Many companies still run their security solutions, including firewalls and endpoint security, from local installations. However, these setups are often cumbersome, require constant monitoring and updates, and demand extensive knowledge to maintain.
Furthermore, they can be difficult to scale, often leaving companies with excess capacity that they cannot utilize or too little. This was the case for a large Danish company that had two old firewalls installed locally.
Despite having served the company well, the two old firewalls no longer had the necessary capacity and support, making it time for a replacement.
“Understandably, they wanted to go the as-a-service route, and that’s where it all began. They realized that by moving IT security to the cloud, they would gain significantly more capacity and flexibility.”
Complete Security Solution with Cisco SecureX, Cisco Umbrella, Cisco Amp & Cisco Firepower
NetNordic then began to create a thorough overview of the current installation and have a good discussion with the customer about their wishes and requirements for the new security solution.
“To achieve a complete security solution, we chose, together with the customer, a solution with Cisco Umbrella, Cisco Amp, and Cisco Firepower. This way, we could ensure effective security on all devices, efficient endpoint security, and good DNS filtering with the new firewalls. We tied everything together with SecureX, which can aggregate information from all products into a single portal,” says Christian Foghsgaard, continuing:
“This way, we can not only monitor them, but we can also easily conduct forensics by drilling down into the information directly from SecureX. In the event of a security incident, we can see what happened and how it may have spread.”

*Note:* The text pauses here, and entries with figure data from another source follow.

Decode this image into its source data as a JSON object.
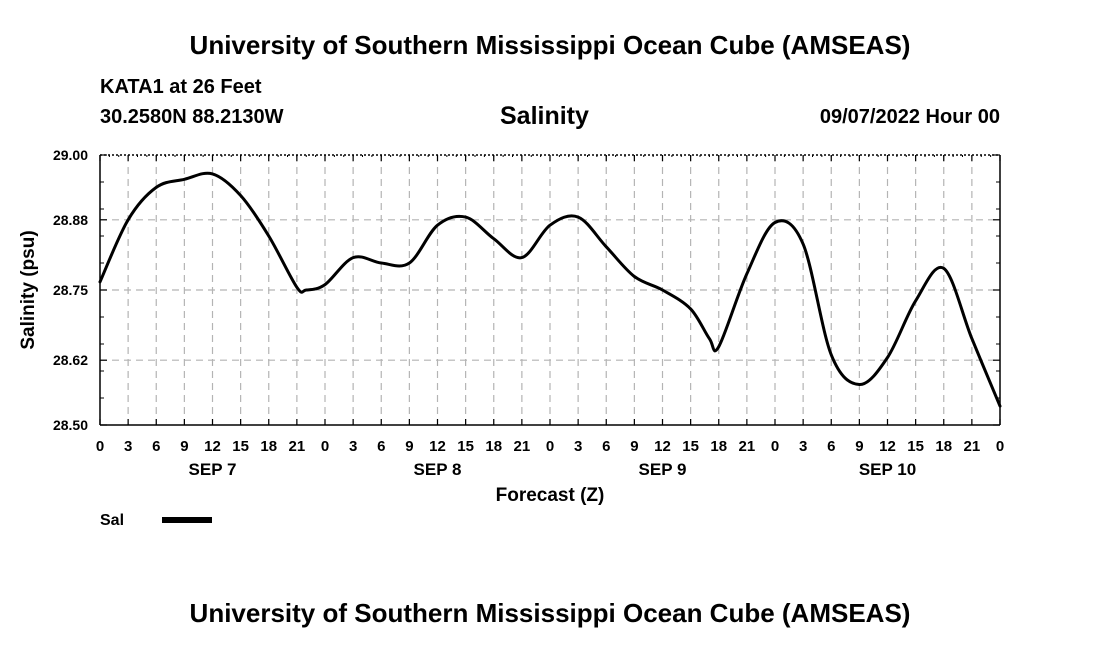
{
  "header": {
    "title": "University of Southern Mississippi Ocean Cube (AMSEAS)",
    "station": "KATA1 at 26 Feet",
    "location": "30.2580N  88.2130W",
    "parameter": "Salinity",
    "issued": "09/07/2022 Hour 00"
  },
  "footer": {
    "title": "University of Southern Mississippi Ocean Cube (AMSEAS)"
  },
  "chart_data": {
    "type": "line",
    "title": "Salinity",
    "xlabel": "Forecast (Z)",
    "ylabel": "Salinity (psu)",
    "xlim": [
      0,
      96
    ],
    "ylim": [
      28.5,
      29.0
    ],
    "yticks": [
      28.5,
      28.62,
      28.75,
      28.88,
      29.0
    ],
    "ytick_labels": [
      "28.50",
      "28.62",
      "28.75",
      "28.88",
      "29.00"
    ],
    "xtick_labels": [
      "0",
      "3",
      "6",
      "9",
      "12",
      "15",
      "18",
      "21",
      "0",
      "3",
      "6",
      "9",
      "12",
      "15",
      "18",
      "21",
      "0",
      "3",
      "6",
      "9",
      "12",
      "15",
      "18",
      "21",
      "0",
      "3",
      "6",
      "9",
      "12",
      "15",
      "18",
      "21",
      "0"
    ],
    "date_labels": [
      {
        "label": "SEP 7",
        "hour": 12
      },
      {
        "label": "SEP 8",
        "hour": 36
      },
      {
        "label": "SEP 9",
        "hour": 60
      },
      {
        "label": "SEP 10",
        "hour": 84
      }
    ],
    "grid": true,
    "legend": {
      "position": "bottom-left",
      "label": "Sal",
      "color": "#000000"
    },
    "series": [
      {
        "name": "Sal",
        "color": "#000000",
        "x": [
          0,
          3,
          6,
          9,
          12,
          15,
          18,
          21,
          22,
          24,
          27,
          30,
          33,
          36,
          39,
          42,
          45,
          48,
          51,
          54,
          57,
          60,
          63,
          65,
          66,
          69,
          72,
          75,
          78,
          81,
          84,
          87,
          90,
          93,
          96
        ],
        "y": [
          28.765,
          28.88,
          28.94,
          28.955,
          28.965,
          28.925,
          28.85,
          28.755,
          28.75,
          28.76,
          28.81,
          28.8,
          28.8,
          28.87,
          28.885,
          28.845,
          28.81,
          28.87,
          28.885,
          28.83,
          28.775,
          28.75,
          28.715,
          28.66,
          28.645,
          28.78,
          28.875,
          28.835,
          28.63,
          28.575,
          28.625,
          28.73,
          28.79,
          28.66,
          28.535
        ]
      }
    ]
  }
}
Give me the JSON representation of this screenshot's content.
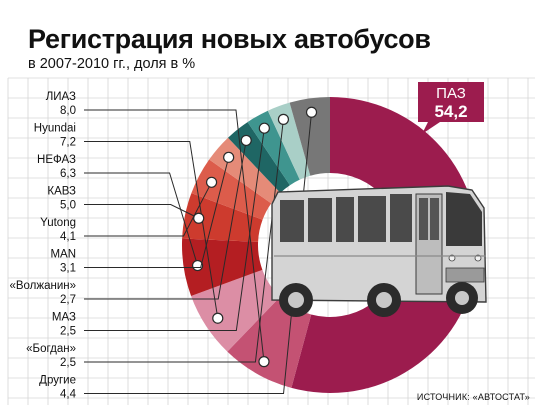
{
  "chart_data": {
    "type": "pie",
    "title": "Регистрация новых автобусов",
    "subtitle": "в 2007-2010 гг., доля в %",
    "categories": [
      "ПАЗ",
      "ЛИАЗ",
      "Hyundai",
      "НЕФАЗ",
      "КАВЗ",
      "Yutong",
      "MAN",
      "«Волжанин»",
      "МАЗ",
      "«Богдан»",
      "Другие"
    ],
    "value_labels": [
      "54,2",
      "8,0",
      "7,2",
      "6,3",
      "5,0",
      "4,1",
      "3,1",
      "2,7",
      "2,5",
      "2,5",
      "4,4"
    ],
    "values": [
      54.2,
      8.0,
      7.2,
      6.3,
      5.0,
      4.1,
      3.1,
      2.7,
      2.5,
      2.5,
      4.4
    ],
    "colors": [
      "#9c1c4e",
      "#c45273",
      "#dc8ea5",
      "#b41e22",
      "#cd3b2e",
      "#dc5c4b",
      "#e58b78",
      "#1f6664",
      "#3f958f",
      "#a9cfc7",
      "#777777"
    ],
    "donut": true,
    "grid": true,
    "source": "ИСТОЧНИК: «АВТОСТАТ»"
  }
}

However, SecureX is not just a dashboard for monitoring. From there, one can also perform automation and, for example, isolate a computer if it turns out to be compromised and spreading malware.

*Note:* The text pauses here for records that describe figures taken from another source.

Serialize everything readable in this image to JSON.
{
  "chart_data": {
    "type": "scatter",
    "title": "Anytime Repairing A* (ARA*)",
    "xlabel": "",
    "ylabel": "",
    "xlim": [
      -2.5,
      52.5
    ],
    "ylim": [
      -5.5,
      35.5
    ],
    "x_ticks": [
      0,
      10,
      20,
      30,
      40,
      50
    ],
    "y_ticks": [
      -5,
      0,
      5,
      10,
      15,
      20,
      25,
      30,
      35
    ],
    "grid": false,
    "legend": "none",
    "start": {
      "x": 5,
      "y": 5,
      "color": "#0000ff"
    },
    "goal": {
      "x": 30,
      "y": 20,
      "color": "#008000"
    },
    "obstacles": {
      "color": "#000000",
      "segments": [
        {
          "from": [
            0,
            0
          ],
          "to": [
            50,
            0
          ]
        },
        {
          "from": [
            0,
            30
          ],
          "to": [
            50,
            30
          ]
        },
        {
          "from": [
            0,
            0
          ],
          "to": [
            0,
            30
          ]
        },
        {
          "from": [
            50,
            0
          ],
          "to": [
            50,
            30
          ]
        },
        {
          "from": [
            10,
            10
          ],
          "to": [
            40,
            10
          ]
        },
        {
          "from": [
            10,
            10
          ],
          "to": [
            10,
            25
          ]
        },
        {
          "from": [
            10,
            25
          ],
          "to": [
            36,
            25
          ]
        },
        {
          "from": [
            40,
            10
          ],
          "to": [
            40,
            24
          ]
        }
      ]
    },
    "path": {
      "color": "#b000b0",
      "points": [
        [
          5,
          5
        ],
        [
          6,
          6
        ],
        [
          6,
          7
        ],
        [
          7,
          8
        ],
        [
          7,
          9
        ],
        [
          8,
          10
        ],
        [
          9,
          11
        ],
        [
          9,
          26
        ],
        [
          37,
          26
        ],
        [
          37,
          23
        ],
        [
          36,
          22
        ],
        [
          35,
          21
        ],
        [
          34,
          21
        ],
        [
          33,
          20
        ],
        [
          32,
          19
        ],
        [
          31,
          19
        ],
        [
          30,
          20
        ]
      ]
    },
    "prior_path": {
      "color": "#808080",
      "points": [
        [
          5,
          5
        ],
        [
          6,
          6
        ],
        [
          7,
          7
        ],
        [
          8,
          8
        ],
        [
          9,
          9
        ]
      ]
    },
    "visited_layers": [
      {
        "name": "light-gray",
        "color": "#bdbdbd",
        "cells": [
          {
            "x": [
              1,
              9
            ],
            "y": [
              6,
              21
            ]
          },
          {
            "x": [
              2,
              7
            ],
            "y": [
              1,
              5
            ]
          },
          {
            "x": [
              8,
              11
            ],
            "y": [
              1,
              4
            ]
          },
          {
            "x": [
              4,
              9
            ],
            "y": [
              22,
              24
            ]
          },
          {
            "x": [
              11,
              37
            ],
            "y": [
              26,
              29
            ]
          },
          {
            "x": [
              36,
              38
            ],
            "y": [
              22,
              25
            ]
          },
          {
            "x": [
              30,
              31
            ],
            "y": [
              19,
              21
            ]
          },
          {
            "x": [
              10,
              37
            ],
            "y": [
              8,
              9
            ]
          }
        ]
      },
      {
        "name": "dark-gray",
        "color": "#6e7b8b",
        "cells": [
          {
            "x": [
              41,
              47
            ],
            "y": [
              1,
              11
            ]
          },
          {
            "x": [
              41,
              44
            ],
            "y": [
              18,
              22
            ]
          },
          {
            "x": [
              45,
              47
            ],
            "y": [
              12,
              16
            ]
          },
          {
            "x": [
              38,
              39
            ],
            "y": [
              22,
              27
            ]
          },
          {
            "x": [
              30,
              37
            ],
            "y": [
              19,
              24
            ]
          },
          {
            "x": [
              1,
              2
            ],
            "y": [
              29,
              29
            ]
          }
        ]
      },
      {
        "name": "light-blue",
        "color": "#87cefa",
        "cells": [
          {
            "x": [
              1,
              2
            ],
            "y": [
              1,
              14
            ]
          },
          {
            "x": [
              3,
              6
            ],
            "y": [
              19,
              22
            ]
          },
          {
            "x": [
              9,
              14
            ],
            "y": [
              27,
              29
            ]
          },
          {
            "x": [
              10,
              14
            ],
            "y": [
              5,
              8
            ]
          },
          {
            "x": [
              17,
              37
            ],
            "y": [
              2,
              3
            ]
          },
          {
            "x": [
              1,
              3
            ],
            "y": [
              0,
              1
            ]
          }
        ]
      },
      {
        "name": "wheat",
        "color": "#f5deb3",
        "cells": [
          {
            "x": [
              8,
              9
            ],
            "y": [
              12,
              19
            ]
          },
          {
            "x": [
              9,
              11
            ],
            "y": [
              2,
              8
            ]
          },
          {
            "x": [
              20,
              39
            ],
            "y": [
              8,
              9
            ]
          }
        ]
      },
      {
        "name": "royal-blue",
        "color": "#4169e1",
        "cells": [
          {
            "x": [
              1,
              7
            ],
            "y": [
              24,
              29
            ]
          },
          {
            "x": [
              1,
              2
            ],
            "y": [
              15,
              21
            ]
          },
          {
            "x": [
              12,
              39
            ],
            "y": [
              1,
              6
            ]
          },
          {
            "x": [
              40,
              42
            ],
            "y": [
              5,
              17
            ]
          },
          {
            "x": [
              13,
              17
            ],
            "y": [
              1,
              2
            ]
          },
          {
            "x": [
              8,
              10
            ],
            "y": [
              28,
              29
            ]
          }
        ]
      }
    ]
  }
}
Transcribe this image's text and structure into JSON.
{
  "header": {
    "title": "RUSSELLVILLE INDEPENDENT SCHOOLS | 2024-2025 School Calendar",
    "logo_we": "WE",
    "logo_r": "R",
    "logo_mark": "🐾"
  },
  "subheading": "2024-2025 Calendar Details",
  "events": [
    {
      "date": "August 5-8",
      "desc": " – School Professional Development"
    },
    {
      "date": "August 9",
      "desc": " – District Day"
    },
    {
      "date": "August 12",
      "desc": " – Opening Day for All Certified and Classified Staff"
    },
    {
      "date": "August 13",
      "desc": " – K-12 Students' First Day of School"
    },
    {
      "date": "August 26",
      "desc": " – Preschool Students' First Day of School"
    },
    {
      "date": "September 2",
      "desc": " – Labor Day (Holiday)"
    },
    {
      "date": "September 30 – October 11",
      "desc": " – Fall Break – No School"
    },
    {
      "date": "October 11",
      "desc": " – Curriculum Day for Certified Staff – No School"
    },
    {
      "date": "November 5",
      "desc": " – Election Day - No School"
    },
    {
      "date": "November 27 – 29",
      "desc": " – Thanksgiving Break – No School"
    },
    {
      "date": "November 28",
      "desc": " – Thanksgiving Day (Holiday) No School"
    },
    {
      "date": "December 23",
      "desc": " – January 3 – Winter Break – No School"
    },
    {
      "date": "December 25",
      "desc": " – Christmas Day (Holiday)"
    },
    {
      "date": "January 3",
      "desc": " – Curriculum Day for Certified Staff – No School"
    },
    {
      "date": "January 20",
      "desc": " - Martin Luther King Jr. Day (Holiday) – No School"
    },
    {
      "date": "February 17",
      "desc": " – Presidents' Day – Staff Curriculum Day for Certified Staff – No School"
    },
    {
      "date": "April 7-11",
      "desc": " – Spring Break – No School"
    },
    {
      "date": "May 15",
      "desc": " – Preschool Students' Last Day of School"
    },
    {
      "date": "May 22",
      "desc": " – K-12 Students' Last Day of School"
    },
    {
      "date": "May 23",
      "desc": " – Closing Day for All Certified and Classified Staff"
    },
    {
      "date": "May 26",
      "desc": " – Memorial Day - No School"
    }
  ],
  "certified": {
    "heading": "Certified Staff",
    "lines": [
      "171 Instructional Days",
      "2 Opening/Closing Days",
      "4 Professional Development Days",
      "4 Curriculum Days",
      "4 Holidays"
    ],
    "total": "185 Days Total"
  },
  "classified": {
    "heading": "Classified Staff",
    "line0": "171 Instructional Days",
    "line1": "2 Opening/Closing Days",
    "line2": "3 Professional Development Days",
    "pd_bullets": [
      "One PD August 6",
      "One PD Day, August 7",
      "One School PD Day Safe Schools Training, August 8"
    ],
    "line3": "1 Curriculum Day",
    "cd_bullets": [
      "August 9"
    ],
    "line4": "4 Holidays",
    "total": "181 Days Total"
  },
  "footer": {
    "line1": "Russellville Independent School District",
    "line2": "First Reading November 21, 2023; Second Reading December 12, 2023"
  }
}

“If we find something that is open without reason, it should be closed.”
A Close Collaboration Was Important from the Start!

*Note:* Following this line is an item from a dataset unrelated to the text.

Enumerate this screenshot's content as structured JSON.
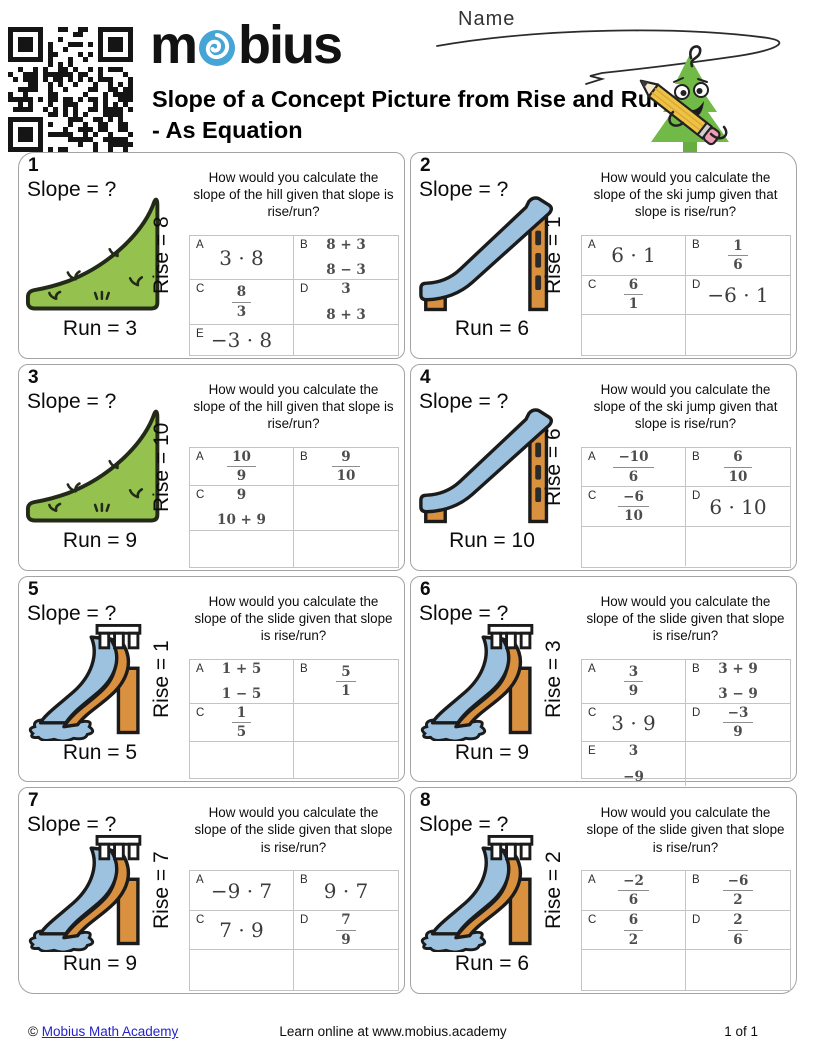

A project of this size requires good and close collaboration with the customer. In addition to finding out what was already installed, it was also necessary to go through all the firewall rules in the existing solution.
When purchasing a new firewall, it is installed with the rules needed at that moment, and over time, ports are opened and rules created as needs arise.
“But when a service disappears, it is not always the case that ports are closed or rules deleted. Therefore, there is a massive effort involved in translating those rules to a new firewall. It requires significant work from the customer, as we cannot decipher those rules. Only the customer knows what is current and what is not,” emphasizes Christian Foghsgaard.
Next Step – The Major Challenge!
NetNordic therefore mapped all the rules in the existing solution, and then the customer checked what was supported and still needed to be supported on the current ports.
The next step was to program the new firewalls to fit into the solution the customer desired. However, there was a challenge, as it is not possible to run parallel firewalls. This means that when they are to be put into operation, it must happen live and all at once.
“It is clearly risky, and therefore such things always happen outside of prime time. We continuously tested the installation afterward to ensure that everything was running smoothly. But afterward, we were naturally ready with a contingency plan so we could make adjustments if something didn’t work,” says Christian Foghsgaard.
Managed Service Proved to Be the Way Forward
The solution today is a so-called ‘managed service’ that is monitored 24/7 by NetNordic. The company itself is responsible for monitoring security, while the entire responsibility for the infrastructure lies with NetNordic.
At the same time, they have gained a significant capacity increase, where their new firewalls can scale almost infinitely, currently up to 10 Gbit. They have also received a new layer 7 firewall, which allows them to utilize services from, for example, Talos and SecureX.